Colloques en ligne

Alexandre Tylski

Étude des génériques dans l’œuvre cinématographique de Roman Polanski

1Comme nous avons eu l’occasion de le remarquer ailleurs 1, les études théoriques et critiques sur la notion de générique cinématographique font un peu défaut dans la critique d’art ou à l’Université2. Que cette carence constitue déjà une bonne raison d’investir la question, la nature même du générique, touffue et complexe, son potentiel scientifique et socioculturel, en fournissent aussitôt une seconde. Au-delà de ces premières évidences, permettons-nous de poser immédiatement quelques-unes des nombreuses pistes d’analyse que semblent ouvrir, à nos yeux, « l’objet générique » :

2– Appréhender l’Histoire des rouages administratifs et parfois même politiques que celui-ci sous-tend, rouages souvent révélateurs des époques et des pays.

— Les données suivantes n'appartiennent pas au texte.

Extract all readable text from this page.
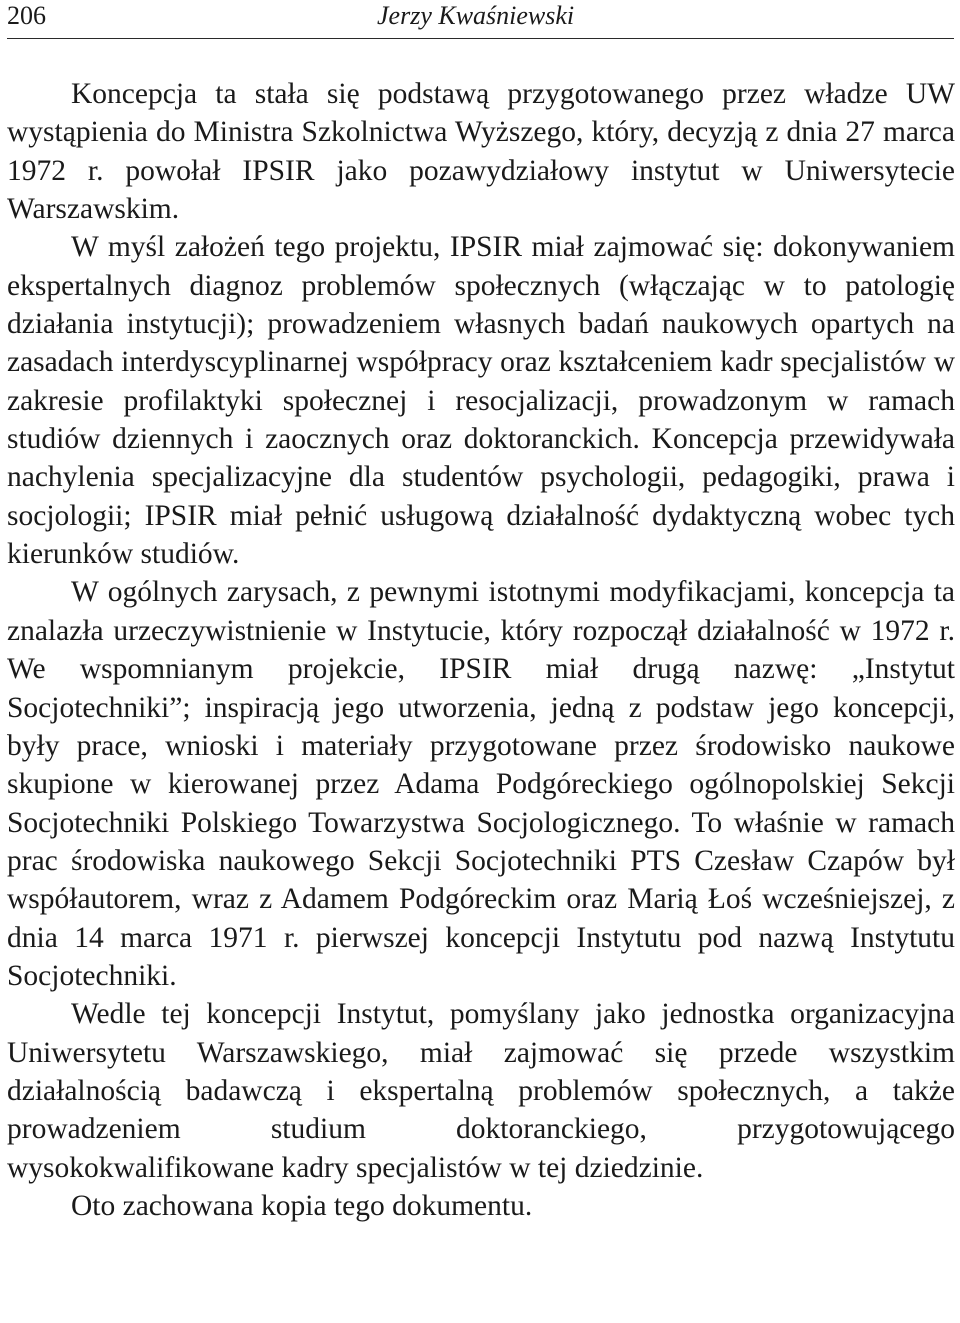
206	Jerzy Kwaśniewski

Koncepcja ta stała się podstawą przygotowanego przez władze UW wystąpienia do Ministra Szkolnictwa Wyższego, który, decyzją z dnia 27 marca 1972 r. powołał IPSIR jako pozawydziałowy instytut w Uniwersytecie Warszawskim.

W myśl założeń tego projektu, IPSIR miał zajmować się: dokonywaniem ekspertalnych diagnoz problemów społecznych (włączając w to patologię działania instytucji); prowadzeniem własnych badań naukowych opartych na zasadach interdyscyplinarnej współpracy oraz kształceniem kadr specjalistów w zakresie profilaktyki społecznej i resocjalizacji, prowadzonym w ramach studiów dziennych i zaocznych oraz doktoranckich. Koncepcja przewidywała nachylenia specjalizacyjne dla studentów psychologii, pedagogiki, prawa i socjologii; IPSIR miał pełnić usługową działalność dydaktyczną wobec tych kierunków studiów.

W ogólnych zarysach, z pewnymi istotnymi modyfikacjami, koncepcja ta znalazła urzeczywistnienie w Instytucie, który rozpoczął działalność w 1972 r. We wspomnianym projekcie, IPSIR miał drugą nazwę: „Instytut Socjotechniki”; inspiracją jego utworzenia, jedną z podstaw jego koncepcji, były prace, wnioski i materiały przygotowane przez środowisko naukowe skupione w kierowanej przez Adama Podgóreckiego ogólnopolskiej Sekcji Socjotechniki Polskiego Towarzystwa Socjologicznego. To właśnie w ramach prac środowiska naukowego Sekcji Socjotechniki PTS Czesław Czapów był współautorem, wraz z Adamem Podgóreckim oraz Marią Łoś wcześniejszej, z dnia 14 marca 1971 r. pierwszej koncepcji Instytutu pod nazwą Instytutu Socjotechniki.

Wedle tej koncepcji Instytut, pomyślany jako jednostka organizacyjna Uniwersytetu Warszawskiego, miał zajmować się przede wszystkim działalnością badawczą i ekspertalną problemów społecznych, a także prowadzeniem studium doktoranckiego, przygotowującego wysokokwalifikowane kadry specjalistów w tej dziedzinie.

Oto zachowana kopia tego dokumentu.
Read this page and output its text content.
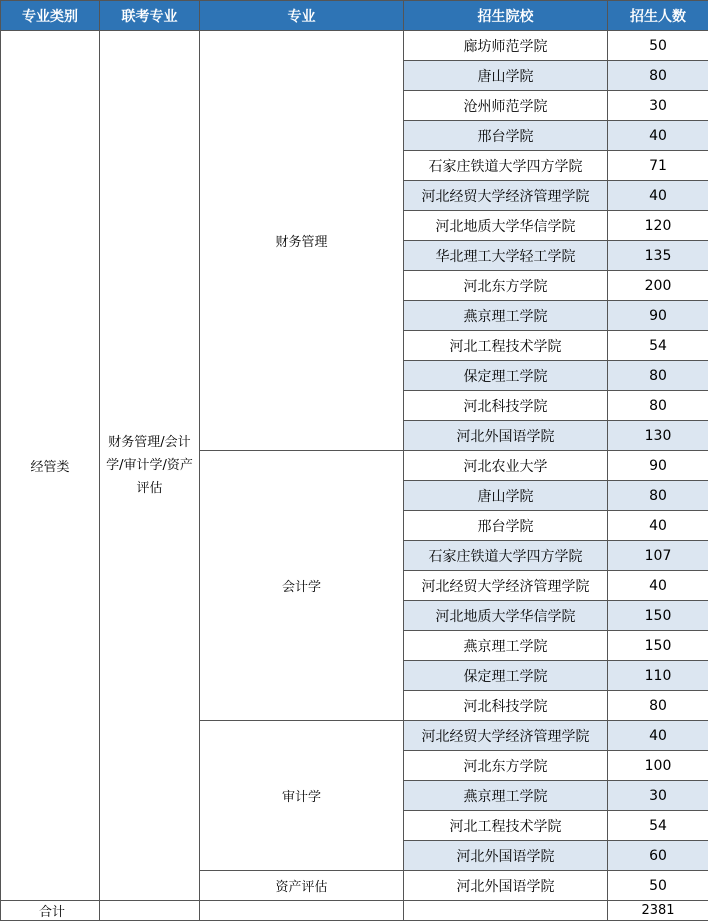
专业类别	联考专业	专业	招生院校	招生人数
经管类	财务管理/会计学/审计学/资产评估	财务管理	廊坊师范学院	50
			唐山学院	80
			沧州师范学院	30
			邢台学院	40
			石家庄铁道大学四方学院	71
			河北经贸大学经济管理学院	40
			河北地质大学华信学院	120
			华北理工大学轻工学院	135
			河北东方学院	200
			燕京理工学院	90
			河北工程技术学院	54
			保定理工学院	80
			河北科技学院	80
			河北外国语学院	130
		会计学	河北农业大学	90
			唐山学院	80
			邢台学院	40
			石家庄铁道大学四方学院	107
			河北经贸大学经济管理学院	40
			河北地质大学华信学院	150
			燕京理工学院	150
			保定理工学院	110
			河北科技学院	80
		审计学	河北经贸大学经济管理学院	40
			河北东方学院	100
			燕京理工学院	30
			河北工程技术学院	54
			河北外国语学院	60
		资产评估	河北外国语学院	50
合计				2381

3– Saisir les raisons économiques et juridiques de son apparition au cinéma en vue d’interroger certains fondements spécifiques du cinéma.

4– Évaluer le générique comme le lieu d’une signature pour l’auteur (que l’on doit en grande partie à la Renaissance) à l’heure où, plus que jamais peut-être, règnent désengagement artistique et standardisation stylistique…

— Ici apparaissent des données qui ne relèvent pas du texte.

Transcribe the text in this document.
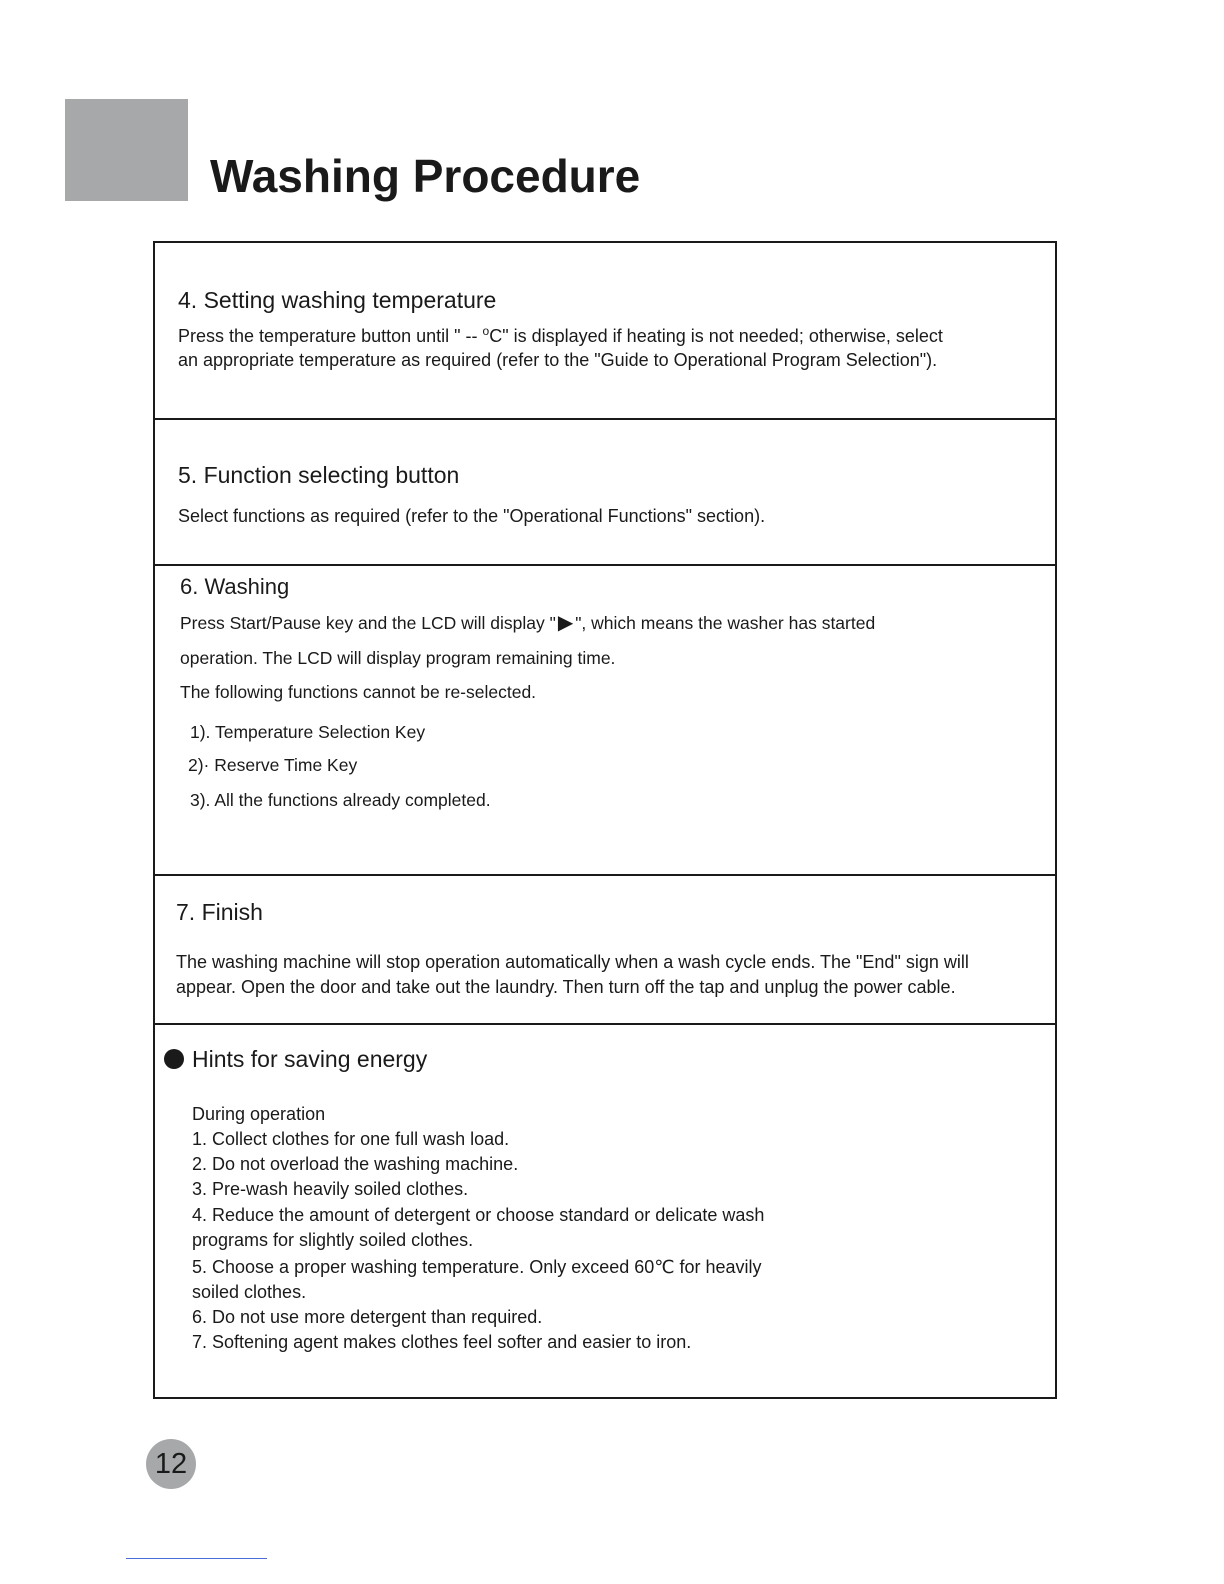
Washing Procedure
4. Setting washing temperature
Press the temperature button until " -- $^o$C" is displayed if heating is not needed; otherwise, select
an appropriate temperature as required (refer to the "Guide to Operational Program Selection").
5. Function selecting button
Select functions as required (refer to the "Operational Functions" section).
6. Washing
Press Start/Pause key and the LCD will display " ▶ ", which means the washer has started
operation. The LCD will display program remaining time.
The following functions cannot be re-selected.
1). Temperature Selection Key
2)· Reserve Time Key
3). All the functions already completed.
7. Finish
The washing machine will stop operation automatically when a wash cycle ends. The "End" sign will
appear. Open the door and take out the laundry. Then turn off the tap and unplug the power cable.
Hints for saving energy
During operation
1. Collect clothes for one full wash load.
2. Do not overload the washing machine.
3. Pre-wash heavily soiled clothes.
4. Reduce the amount of detergent or choose standard or delicate wash
programs for slightly soiled clothes.
5. Choose a proper washing temperature. Only exceed 60℃ for heavily
soiled clothes.
6. Do not use more detergent than required.
7. Softening agent makes clothes feel softer and easier to iron.
12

5– Interroger sa richesse identitaire qui fait du film une œuvre foncièrement collective (les métiers, les origines et les personnalités qui fabriquent les films s’y tapissent dans l’ombre).

6– Examiner son statut narratif et esthétique assez singulier et particulièrement ouvert à l’examen audiovisuel.

7– Dans le cas qui nous occupe ici, rappeler enfin combien le générique constitue un passage obligé, une limite qui ponctue et réunit souvent les extrémités de façon très productive (on le trouve au début et/ou à la fin).

8A priori, lorsqu’on pense à des cinéastes connus et célébrés pour leurs génériques, des noms surgissent immédiatement : Sacha Guitry, Jean Cocteau, Otto Preminger, Alfred Hitchcock, Jean-Luc Godard, mais encore Pedro Almodovar, Tim Burton ou Spike Lee. Mais ce serait oublier bien d’autres univers tout autant concernés par l’invention et la réinvention du générique cinématographique, comme celui de Roman Polanski 3. En effet, ce cinéaste cosmopolite aux films hantés par la question des origines et de l’identité4, a toujours porté une attention particulière à la « chose générique », faisant appel pour ce faire aux grands spécialistes qu’en furent notamment Maurice Binder, Michel François ou encore Jean Fouchet. Il n’est que d’observer les films réalisés par le cinéaste depuis ses débuts jusqu’à nos jours pour constater combien, en effet, de nombreuses figures stylistiques récurrentes y tiennent lieu de leitmotiv esthétique, imposant un « style Polanski » en matière de générique. 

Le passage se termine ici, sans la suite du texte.